There are many considerations, not the least of which is whether, with their budget issues, they would be able to offer spousal placement. Because I will not see my husband placed lower than he deserves so that I can take some more or less permanent position. That, for me, is a non-negotiable. I will not sacrifice my children's care or education. And yet. . .

Surely there are other professors at the university who have families--who have raised families--in the surrounding area. Surely!! And there are worse things than a very rural area--a very urban, unsafe area, for example.

My problem is that I am continually questioning my frame of mind. When the position seemed unattractive to me, I wondered if I was being hasty. If it seems at present the best thing since sliced bread and my only chance for lasting happiness (hyperbole), I also wonder if I'm being hasty.

It seems, for one thing, foolish not to take a well-paying position (based on their own salary data--the web is wonderful) in a place with a low cost-of-living.

I would be teaching what I want to teach--plain & simple. Never thought that would happen, actually. It gives me some hope. Class size is smaller than I'm used to and there are possibilities for real schedule flexibility--online and one-day/week classes. Even travel opportunities (not with young children, but they don't know that). All of which balances the high teaching load--theoretically. Except that when I teach TWO classes I can't find time to tie my shoelaces--there is THAT.

But--I think to myself--are my reasons more material? Why yes, yes they are. (It's been apparent from the start, no?) In a couple of days I start counting a little further into my thirties. And here I am, still cramming myself and my family into undersized rentals. I so desperately want to move, but why move for a year or however long it takes to find a permanent spot when I might have the opportunity to move and find a more permanent spot this very year?

I'm dreaming of a house with non-neutral, high quality carpeting. I want windows--insulated glass windows--that let in nature so that nature can't get me. I want a fireplace, and a large living room. I want so many bedrooms that children can play and leave their toys out and I never have to know. I want CLOSETS--one for each member of the household, not 2 split between 5 people. And a garage (attached) that doesn't double as a roach motel. A kitchen that is functional. Appliances that are not apartment grade and actually dry the clothes within 1-2 cycles. I can picture it, this cookie-cutter house in a shiny new sub-division. (Not what I've typically thought of as my preferred aesthetic, by the way.) It has my name on it. There are woods and hills in the distance. And a little dinky town with a university and one Wal-Mart. *sigh*

There are drawbacks to this vision. Mainly, that I might start feeling the urge to have matching furniture or bath towels. But I'm prepared to take that risk. But what else might I have to risk?
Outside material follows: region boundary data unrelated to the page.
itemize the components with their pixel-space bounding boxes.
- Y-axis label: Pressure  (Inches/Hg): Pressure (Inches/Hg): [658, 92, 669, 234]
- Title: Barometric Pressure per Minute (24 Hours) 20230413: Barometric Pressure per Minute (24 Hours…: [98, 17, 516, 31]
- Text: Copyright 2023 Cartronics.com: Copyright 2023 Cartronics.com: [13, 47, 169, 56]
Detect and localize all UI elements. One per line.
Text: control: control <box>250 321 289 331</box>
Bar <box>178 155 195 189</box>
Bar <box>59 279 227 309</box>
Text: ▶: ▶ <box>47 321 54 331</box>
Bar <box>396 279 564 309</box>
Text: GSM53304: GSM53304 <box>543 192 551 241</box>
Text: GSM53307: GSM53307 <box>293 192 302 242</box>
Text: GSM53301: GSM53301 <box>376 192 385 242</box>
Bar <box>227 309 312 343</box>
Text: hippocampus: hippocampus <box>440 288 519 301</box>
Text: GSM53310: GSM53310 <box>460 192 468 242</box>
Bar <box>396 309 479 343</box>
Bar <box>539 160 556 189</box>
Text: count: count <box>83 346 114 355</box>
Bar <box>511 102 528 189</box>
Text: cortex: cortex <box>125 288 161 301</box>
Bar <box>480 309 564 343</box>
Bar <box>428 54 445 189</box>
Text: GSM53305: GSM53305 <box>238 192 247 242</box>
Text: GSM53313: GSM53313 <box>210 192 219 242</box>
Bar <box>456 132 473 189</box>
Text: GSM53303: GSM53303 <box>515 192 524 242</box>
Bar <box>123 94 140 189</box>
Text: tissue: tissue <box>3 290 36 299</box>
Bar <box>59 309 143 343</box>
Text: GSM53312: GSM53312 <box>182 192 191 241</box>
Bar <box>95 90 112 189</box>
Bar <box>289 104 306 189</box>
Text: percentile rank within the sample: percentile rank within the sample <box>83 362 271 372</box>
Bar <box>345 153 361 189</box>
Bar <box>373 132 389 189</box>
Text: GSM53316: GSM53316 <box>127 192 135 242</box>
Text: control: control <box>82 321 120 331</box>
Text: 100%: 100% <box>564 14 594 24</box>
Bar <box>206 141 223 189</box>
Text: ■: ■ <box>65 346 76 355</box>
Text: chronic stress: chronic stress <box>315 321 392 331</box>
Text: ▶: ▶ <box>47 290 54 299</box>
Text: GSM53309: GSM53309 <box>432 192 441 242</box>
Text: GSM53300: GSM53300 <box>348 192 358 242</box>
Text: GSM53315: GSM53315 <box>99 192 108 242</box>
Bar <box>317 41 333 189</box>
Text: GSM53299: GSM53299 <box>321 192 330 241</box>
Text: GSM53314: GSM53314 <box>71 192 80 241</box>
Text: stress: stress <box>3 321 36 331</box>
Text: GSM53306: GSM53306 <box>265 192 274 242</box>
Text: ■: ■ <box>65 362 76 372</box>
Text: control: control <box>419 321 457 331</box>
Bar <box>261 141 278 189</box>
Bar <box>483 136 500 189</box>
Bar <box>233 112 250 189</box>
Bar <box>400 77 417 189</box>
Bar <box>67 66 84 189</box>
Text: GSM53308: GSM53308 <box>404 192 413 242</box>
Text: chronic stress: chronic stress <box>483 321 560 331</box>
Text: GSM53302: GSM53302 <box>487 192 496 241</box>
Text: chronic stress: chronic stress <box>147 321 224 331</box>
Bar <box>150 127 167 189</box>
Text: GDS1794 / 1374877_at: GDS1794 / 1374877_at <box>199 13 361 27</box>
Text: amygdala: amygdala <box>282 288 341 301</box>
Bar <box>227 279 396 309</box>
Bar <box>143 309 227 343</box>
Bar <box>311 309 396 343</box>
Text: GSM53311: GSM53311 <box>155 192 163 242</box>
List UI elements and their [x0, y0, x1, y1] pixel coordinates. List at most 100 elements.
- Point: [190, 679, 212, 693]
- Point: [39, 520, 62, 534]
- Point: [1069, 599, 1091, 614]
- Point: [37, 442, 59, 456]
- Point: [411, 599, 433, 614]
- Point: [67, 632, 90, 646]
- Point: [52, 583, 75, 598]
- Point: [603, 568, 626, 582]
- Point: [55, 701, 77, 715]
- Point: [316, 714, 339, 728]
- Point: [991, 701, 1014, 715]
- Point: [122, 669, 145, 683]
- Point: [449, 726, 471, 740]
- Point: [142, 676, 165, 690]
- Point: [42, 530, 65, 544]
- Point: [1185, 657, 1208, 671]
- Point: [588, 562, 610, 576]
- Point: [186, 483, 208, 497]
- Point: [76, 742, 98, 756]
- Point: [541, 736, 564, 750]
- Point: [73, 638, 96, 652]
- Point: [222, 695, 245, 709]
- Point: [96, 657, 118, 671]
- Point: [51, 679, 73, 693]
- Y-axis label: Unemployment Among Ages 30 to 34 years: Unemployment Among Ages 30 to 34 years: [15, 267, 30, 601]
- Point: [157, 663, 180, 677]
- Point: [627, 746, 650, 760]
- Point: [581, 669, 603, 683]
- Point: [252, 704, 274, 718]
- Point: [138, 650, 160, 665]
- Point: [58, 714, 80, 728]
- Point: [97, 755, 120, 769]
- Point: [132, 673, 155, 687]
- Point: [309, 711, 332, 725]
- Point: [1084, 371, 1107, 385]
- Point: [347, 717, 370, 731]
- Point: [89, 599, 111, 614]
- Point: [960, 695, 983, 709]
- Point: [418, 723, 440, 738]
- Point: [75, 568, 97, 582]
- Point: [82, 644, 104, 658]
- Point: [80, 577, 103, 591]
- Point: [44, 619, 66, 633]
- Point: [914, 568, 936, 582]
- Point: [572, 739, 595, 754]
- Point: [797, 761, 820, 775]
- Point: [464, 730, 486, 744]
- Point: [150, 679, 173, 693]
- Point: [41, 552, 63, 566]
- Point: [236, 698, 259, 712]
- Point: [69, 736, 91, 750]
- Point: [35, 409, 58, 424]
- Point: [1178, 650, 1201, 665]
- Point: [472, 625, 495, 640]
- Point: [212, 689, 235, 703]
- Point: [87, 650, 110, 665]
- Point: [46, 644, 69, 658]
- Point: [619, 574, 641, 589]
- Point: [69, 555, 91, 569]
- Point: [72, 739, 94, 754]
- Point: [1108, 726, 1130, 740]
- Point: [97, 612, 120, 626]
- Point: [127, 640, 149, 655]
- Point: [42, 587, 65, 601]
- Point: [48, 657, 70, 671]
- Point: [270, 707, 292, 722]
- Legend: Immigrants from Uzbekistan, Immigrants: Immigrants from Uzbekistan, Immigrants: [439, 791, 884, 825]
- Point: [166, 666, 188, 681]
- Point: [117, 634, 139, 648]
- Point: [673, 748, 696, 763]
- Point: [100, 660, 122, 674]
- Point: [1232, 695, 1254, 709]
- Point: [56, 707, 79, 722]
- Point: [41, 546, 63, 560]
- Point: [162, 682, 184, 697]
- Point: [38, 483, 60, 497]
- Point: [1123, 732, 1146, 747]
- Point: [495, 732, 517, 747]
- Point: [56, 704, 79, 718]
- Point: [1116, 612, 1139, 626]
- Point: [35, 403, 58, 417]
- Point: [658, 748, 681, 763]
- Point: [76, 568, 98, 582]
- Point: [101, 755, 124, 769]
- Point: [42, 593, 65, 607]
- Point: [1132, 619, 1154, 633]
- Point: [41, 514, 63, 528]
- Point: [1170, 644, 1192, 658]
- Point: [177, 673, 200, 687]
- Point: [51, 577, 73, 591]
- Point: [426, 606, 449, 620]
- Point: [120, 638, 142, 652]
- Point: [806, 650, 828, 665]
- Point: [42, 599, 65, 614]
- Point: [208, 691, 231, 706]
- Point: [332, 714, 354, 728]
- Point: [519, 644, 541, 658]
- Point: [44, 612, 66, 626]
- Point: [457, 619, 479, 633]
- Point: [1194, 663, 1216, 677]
And let's think clearly about this. You know that guy who sings on the "Free Credit Report" commercials? (I have been known to sing the one about working in a tourist-y seafood restaurant.) Yeah. Well, let's just say I'm in no position to buy a house. Maybe in 4-5 years, with a lot of saving--unless the Department of Education claims every extra cent, as is their right. And rentals in that area, while cheap, don't exactly sing to me. So the vision that currently sustains me turns out to be empty, and I go around and around again--will they have organic yogurt? Whole wheat pasta? Montessori education. . . The list goes on.